We are happy to announce that the first Susu loan in Ghana opened up for bidding this morning. It’s a 7,273 euro loan to JAA Secretarial & Susu Services who have indicated the names of seven Susu Borrowers who will benefit from the loan. The concept of Susu collectors was presented here on the blog back in February:
In short it is a system where Susu collectors handle the cash management of micro entrepreneurs or traders – both their savings and their loans. The Susu collectors, who typically have 500 clients, collect an agreed daily amount of savings from the trader every day and deposit this on a bank account. The collector’s fee is the sum of one day’s collections every month.

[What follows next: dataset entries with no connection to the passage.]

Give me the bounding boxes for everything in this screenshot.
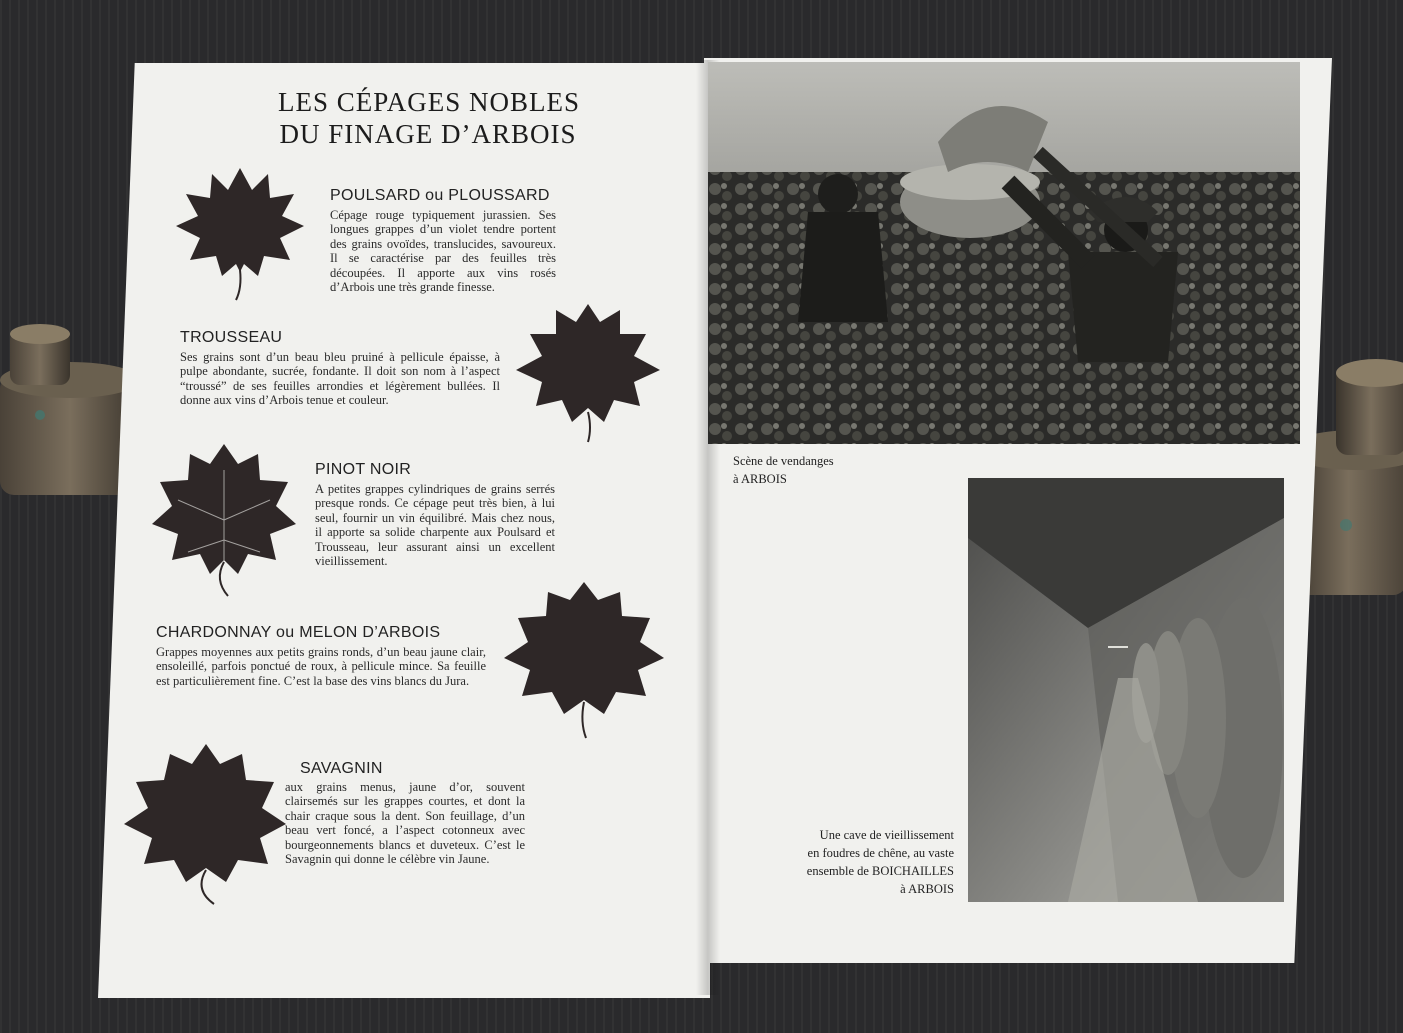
- chardonnay-leaf-illustration: [500, 578, 668, 742]
- cellar-caption-line-1: Une cave de vieillissement: [819, 828, 954, 842]
- variety-desc-poulsard: Cépage rouge typiquement jurassien. Ses longues grappes d’un violet tendre portent des grains ovoïdes, translucides, savoureux. Il se caractérise par des feuilles très découpées. Il apporte aux vins rosés d’Arbois une très grande finesse.: [330, 208, 556, 295]
- variety-name-pinot-noir: PINOT NOIR: [315, 461, 412, 478]
- title-line-2: DU FINAGE D’ARBOIS: [279, 119, 577, 149]
- cellar-caption-line-4: à ARBOIS: [900, 882, 954, 896]
- harvest-caption-line-2: à ARBOIS: [733, 472, 787, 486]
- variety-name-savagnin: SAVAGNIN: [300, 760, 383, 777]
- harvest-scene-photo: [708, 62, 1300, 444]
- variety-name-trousseau: TROUSSEAU: [180, 329, 283, 346]
- harvest-caption-line-1: Scène de vendanges: [733, 454, 834, 468]
- cellar-caption: [700, 826, 954, 898]
- trousseau-leaf-illustration: [508, 300, 666, 446]
- cellar-photo: [968, 478, 1284, 902]
- savagnin-leaf-illustration: [120, 740, 290, 908]
- variety-name-chardonnay: CHARDONNAY ou MELON D’ARBOIS: [156, 624, 441, 641]
- title-line-1: LES CÉPAGES NOBLES: [278, 87, 581, 117]
- cellar-caption-line-3: ensemble de BOICHAILLES: [806, 864, 954, 878]
- variety-desc-chardonnay: Grappes moyennes aux petits grains ronds, d’un beau jaune clair, ensoleillé, parfois ponctué de roux, à pellicule mince. Sa feuille est particulièrement fine. C’est la base des vins blancs du Jura.: [156, 645, 486, 688]
- variety-desc-pinot-noir: A petites grappes cylindriques de grains serrés presque ronds. Ce cépage peut très bien, à lui seul, fournir un vin équilibré. Mais chez nous, il apporte sa solide charpente aux Poulsard et Trousseau, leur assurant ainsi un excellent vieillissement.: [315, 482, 555, 569]
- variety-name-poulsard: POULSARD ou PLOUSSARD: [330, 187, 550, 204]
- cellar-caption-line-2: en foudres de chêne, au vaste: [807, 846, 954, 860]
- harvest-caption: [733, 452, 834, 488]
- variety-desc-savagnin: aux grains menus, jaune d’or, souvent clairsemés sur les grappes courtes, et dont la chair craque sous la dent. Son feuillage, d’un beau vert foncé, a l’aspect cotonneux avec bourgeonnements blancs et duveteux. C’est le Savagnin qui donne le célèbre vin Jaune.: [285, 780, 525, 867]
- variety-desc-trousseau: Ses grains sont d’un beau bleu pruiné à pellicule épaisse, à pulpe abondante, sucrée, fondante. Il doit son nom à l’aspect “troussé” de ses feuilles arrondies et légèrement bullées. Il donne aux vins d’Arbois tenue et couleur.: [180, 350, 500, 408]
- pinot-noir-leaf-illustration: [148, 440, 300, 600]
- poulsard-leaf-illustration: [170, 160, 310, 308]
- page-title: [278, 86, 581, 150]
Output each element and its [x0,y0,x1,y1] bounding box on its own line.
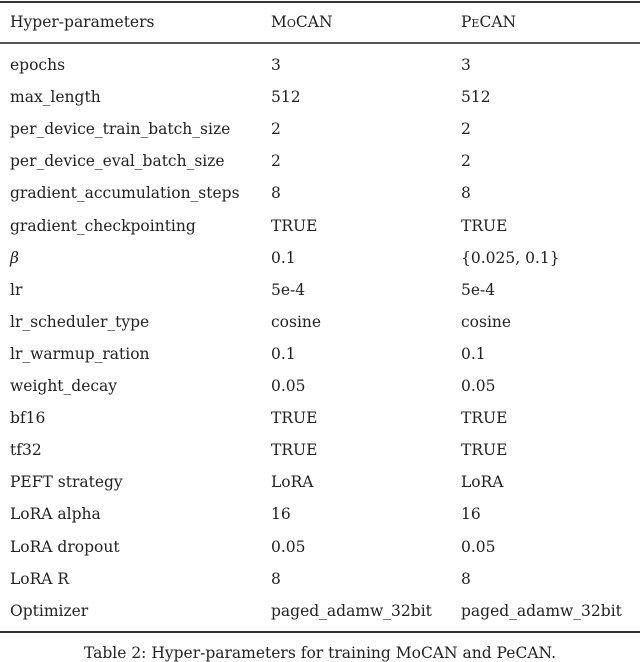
pecan-value: LoRA [461,473,504,492]
pecan-value: TRUE [461,409,508,428]
param-name: Optimizer [10,601,89,620]
table-row [0,402,640,434]
pecan-value: 16 [461,505,481,524]
mocan-value: paged_adamw_32bit [271,601,432,620]
mid-rule [0,42,640,44]
param-name: gradient_accumulation_steps [10,184,240,203]
pecan-value: 0.05 [461,537,496,556]
header-mocan: MoCAN [271,13,333,31]
param-name: bf16 [10,409,46,428]
pecan-value: 0.1 [461,344,486,363]
mocan-value: 2 [271,152,281,171]
mocan-value: 8 [271,569,281,588]
param-name: β [10,248,19,267]
table-row [0,595,640,627]
pecan-value: 2 [461,152,471,171]
param-name: per_device_train_batch_size [10,120,231,139]
pecan-value: 5e-4 [461,280,496,299]
param-name: weight_decay [10,377,118,395]
table-row [0,434,640,466]
mocan-value: TRUE [271,441,318,460]
param-name: LoRA dropout [10,537,120,556]
param-name: epochs [10,56,66,74]
pecan-value: cosine [461,312,512,331]
param-name: max_length [10,88,101,107]
table-row [0,274,640,306]
table-row [0,81,640,113]
table-row [0,145,640,177]
table-row [0,210,640,242]
pecan-value: 8 [461,184,471,203]
pecan-value: 2 [461,120,471,139]
table-row [0,531,640,563]
mocan-value: 0.05 [271,377,306,395]
mocan-value: 3 [271,56,281,74]
pecan-value: 3 [461,56,471,74]
mocan-value: TRUE [271,409,318,428]
bottom-rule [0,631,640,633]
table-row [0,113,640,145]
table-row [0,466,640,498]
pecan-value: 512 [461,88,491,107]
mocan-value: 8 [271,184,281,203]
pecan-value: TRUE [461,216,508,235]
pecan-value: TRUE [461,441,508,460]
table-row [0,370,640,402]
mocan-value: 0.05 [271,537,306,556]
table-row [0,338,640,370]
mocan-value: 16 [271,505,291,524]
mocan-value: 512 [271,88,301,107]
header-pecan: PeCAN [461,13,517,31]
table-row [0,306,640,338]
table-header [0,6,640,38]
pecan-value: paged_adamw_32bit [461,601,622,620]
mocan-value: 0.1 [271,344,296,363]
mocan-value: 2 [271,120,281,139]
table-row [0,49,640,81]
pecan-value: 8 [461,569,471,588]
pecan-value: 0.05 [461,377,496,395]
mocan-value: 5e-4 [271,280,306,299]
param-name: PEFT strategy [10,473,123,492]
mocan-value: LoRA [271,473,314,492]
param-name: per_device_eval_batch_size [10,152,225,171]
table-row [0,242,640,274]
mocan-value: TRUE [271,216,318,235]
table-caption: Table 2: Hyper-parameters for training MoCAN and PeCAN. [83,644,557,662]
mocan-value: cosine [271,312,322,331]
param-name: lr [10,280,23,299]
top-rule [0,1,640,3]
pecan-value: {0.025, 0.1} [461,248,560,267]
param-name: lr_warmup_ration [10,344,150,363]
table-row [0,177,640,209]
param-name: tf32 [10,441,42,460]
param-name: LoRA alpha [10,505,101,524]
table-row [0,498,640,530]
param-name: gradient_checkpointing [10,216,196,235]
param-name: lr_scheduler_type [10,312,150,331]
table-row [0,563,640,595]
mocan-value: 0.1 [271,248,296,267]
param-name: LoRA R [10,569,70,588]
header-hyperparameters: Hyper-parameters [10,13,155,31]
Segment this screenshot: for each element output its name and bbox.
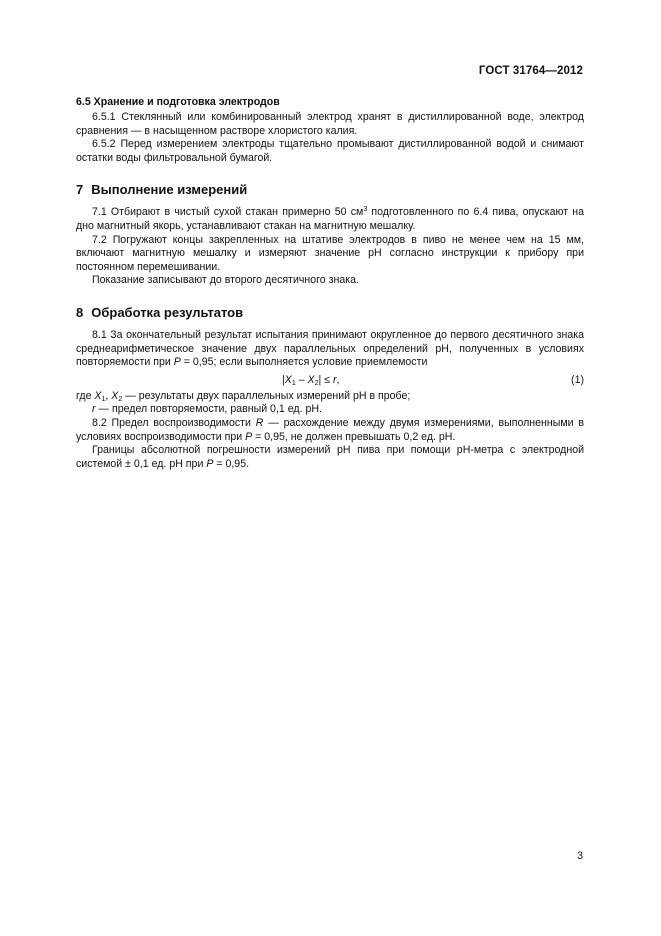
section-7-number: 7 [76, 182, 84, 198]
paragraph-6-5-2: 6.5.2 Перед измерением электроды тщательно промывают дистиллированной водой и снимают остатки воды фильтровальной бумагой. [76, 138, 584, 164]
paragraph-7-2: 7.2 Погружают концы закрепленных на штативе электродов в пиво не менее чем на 15 мм, включают магнитную мешалку и измеряют значение рН согласно инструкции к прибору при постоянном перемешивании. [76, 233, 584, 273]
section-8-heading [76, 304, 584, 322]
section-7-heading [76, 181, 584, 199]
section-8-title: Обработка результатов [91, 304, 244, 320]
section-8-number: 8 [76, 304, 84, 320]
standard-id: ГОСТ 31764—2012 [478, 65, 583, 77]
formula-1 [76, 370, 584, 390]
page-number: 3 [577, 850, 583, 862]
paragraph-7-1: 7.1 Отбирают в чистый сухой стакан примерно 50 $см^3$ подготовленного по 6.4 пива, опускают на дно магнитный якорь, устанавливают стакан на магнитную мешалку. [76, 206, 584, 232]
formula-number: (1) [571, 373, 584, 386]
formula-legend-x: где $X_1$, $X_2$ — результаты двух параллельных измерений рН в пробе; [76, 389, 411, 403]
paragraph-8-1: 8.1 За окончательный результат испытания принимают округленное до первого десятичного знака среднеарифметическое значение двух параллельных определений рН, полученных в условиях повторяемости при P = 0,95; если выполняется условие приемлемости [76, 328, 584, 369]
paragraph-7-3: Показание записывают до второго десятичного знака. [92, 274, 359, 287]
formula-expression: $|X_1 - X_2| \le r$, [282, 373, 340, 387]
formula-legend-r: r — предел повторяемости, равный 0,1 ед. рН. [92, 403, 322, 416]
paragraph-8-2: 8.2 Предел воспроизводимости R — расхождение между двумя измерениями, выполненными в условиях воспроизводимости при P = 0,95, не должен превышать 0,2 ед. рН. [76, 416, 585, 443]
paragraph-6-5-1: 6.5.1 Стеклянный или комбинированный электрод хранят в дистиллированной воде, электрод сравнения — в насыщенном растворе хлористого калия. [76, 111, 584, 137]
paragraph-8-3: Границы абсолютной погрешности измерений рН пива при помощи рН-метра с электродной системой ± 0,1 ед. рН при P = 0,95. [76, 444, 584, 470]
page-content [76, 95, 584, 471]
subsection-6-5-title: 6.5 Хранение и подготовка электродов [76, 96, 280, 108]
section-7-title: Выполнение измерений [91, 182, 248, 198]
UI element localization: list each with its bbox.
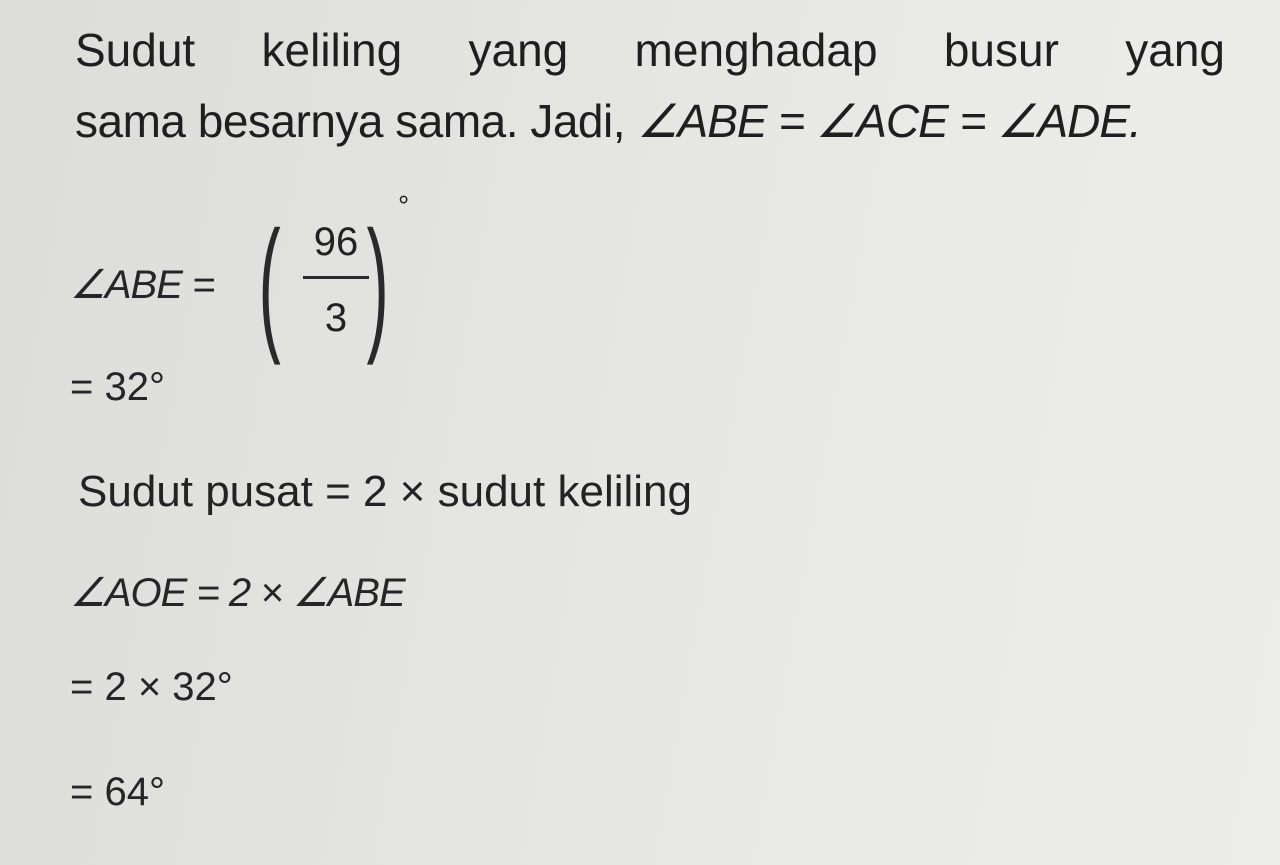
fraction-group: [258, 201, 415, 366]
open-paren: (: [258, 201, 281, 366]
paragraph-line-1: [75, 24, 1225, 76]
word-5: busur: [943, 24, 1059, 76]
word-4: menghadap: [634, 24, 878, 76]
angle-equality-expression: ∠ABE = ∠ACE = ∠ADE.: [637, 95, 1141, 147]
word-2: keliling: [261, 24, 403, 76]
word-6: yang: [1125, 24, 1225, 76]
equation-1-result: = 32°: [70, 365, 165, 409]
fraction-bar: [303, 276, 369, 279]
equation-1-lhs: ∠ABE =: [70, 263, 215, 307]
fraction-numerator: 96: [313, 220, 359, 264]
paragraph-line-2: [75, 95, 1141, 147]
fraction-denominator: 3: [324, 296, 348, 340]
rule-text: Sudut pusat = 2 × sudut keliling: [78, 467, 692, 516]
word-1: Sudut: [75, 24, 196, 76]
word-3: yang: [468, 24, 569, 76]
paragraph-line-2-text: sama besarnya sama. Jadi,: [75, 95, 638, 147]
equation-2-line-1: ∠AOE = 2 × ∠ABE: [70, 571, 405, 615]
close-paren: ): [366, 201, 389, 366]
equation-2-line-3: = 64°: [70, 770, 165, 814]
degree-superscript: °: [398, 190, 410, 221]
equation-2-line-2: = 2 × 32°: [70, 665, 233, 709]
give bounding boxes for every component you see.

We noticed that the initial presentation of Susu loans created interest among investors, so we asked Felix Quansar, CEO of Premier Resource Capital who provides the loans, to elaborate a bit on the topic. You can read his text below.
The financial sector in Ghana is made up of the Banking sub-sector, Non-Bank Financial sub-sector, a Semi-formal financial sub-sector and the Informal Financial sub-sector.
The Informal Financial sub-sector includes the activities of Moneylenders, Susu Collectors (savings mobilizers), Agricultural processors and input distributors, Susu group/Rotating Savings and Credit Associations (ROSCA) and friends and relatives.
Susu groups are grouping of individuals who have come together with the common interest of raising capital or target amount for specific purposes through daily saving scheme arranged with a collector, referred to as Susu Collector.
The collection schemes allow and motivate the clients or individuals to contribute fixed small amounts from daily wages or incomes to their savings each day. This scheme has encouraged the very economically active poor and marginalized individuals to raise capital due to the flexibility that allows the individual to contribute any convenient amounts to the collector – traditionally, the formal banks in Ghana demand specified minimum amount to open and maintain saving account. Invariably, many of the economically active poor and deprived have remained marginalized when it comes to access to financial services.
A number of Susu Collectors are registered with The Ghana Co-operative Susu Collectors’ Association established in 1994 as an umbrella organization. The Association has developed self regulatory framework that enables the Association to regulate and control the activities of the collectors to control the risk of clients losing their savings.
By the Financial Institution Law Susu Collectors are not permitted to offer loans to clients from the savings mobilized. However, they are allowed to on-lend funds to clients. Hence the Susu collectors are considerably experienced in on-lending scheme and have demonstrated high degree of success, achieving 100% loan recovery with Barclays Bank and Women’s World Banking on-lending schemes.
In this regards, the Susu groups and Collectors have emerged to provide avenue for small loans offered through on-lending arrangement as well as advances and providing mutual guarantee scheme and realistic security for the marginalized economically active poor. Susu collectors have invariably developed and demonstrated significant competences and skills in managing client savings and client loan repayments.
Then recently, some formal banking institutions have engaged in Susu Collection operation to mobilize savings from the lowest tier. The capital muscles of these banks have created serious competition for the local Susu Collectors and critically impact on the operation of the Susu Collectors.
Due to the high demand for growth capital for micro enterprises within this segment, accessibility to micro credit has remained crucial factor to the stability of the clientele of the Susu Collectors. Nonetheless, the Susu Collectors provide the extensive coverage and access to these individuals across the entire country including areas where banks dare to venture. Invariably, the Susu Collectors have developed much cheaper and sustainable mechanism for delivering micro-credit to this segment.
For example Mr. Jonathan Aryee of JAA Secretarial and Susu Service is losing clients because his clients are attracted to the micro loans offered by the banks to assist micro entrepreneurs engaged in Susu to expand their businesses. These are the same economically active poor and marginalized individuals JAA had groomed or empowered over the years. This situation is becoming more challenging for JAA. However, it is believed that the banks cannot replace the Susu Collectors as their reach would not be able to cover the core of the economically active poor.
It is therefore crucial for Susu collectors to thrive spreading the financial gains from the upper end of the segment to cover the financial constraints of the lower end. We should have in mind that the upper end of the segment makes larger daily contribution compared to the lower end who in many instances are unable to meet their daily contribution pledges.
For Susu Collectors to meet their clients’ needs and sustain their operations, GCSCA facilitated linkages to financial institutions to provide on-lending funds to its registered membership to improve the competitiveness of the Susu Collector. Unfortunately, the banks have become unwilling to lend to the Susu Collectors.
Invariably, GCSCA conceives the MYC4 Susu facility that facilitates on-lending micro credits directly to the clients of Susu Collectors through the Susu Collectors as vital intervention to support and enhance the competitiveness of the Susu Collectors.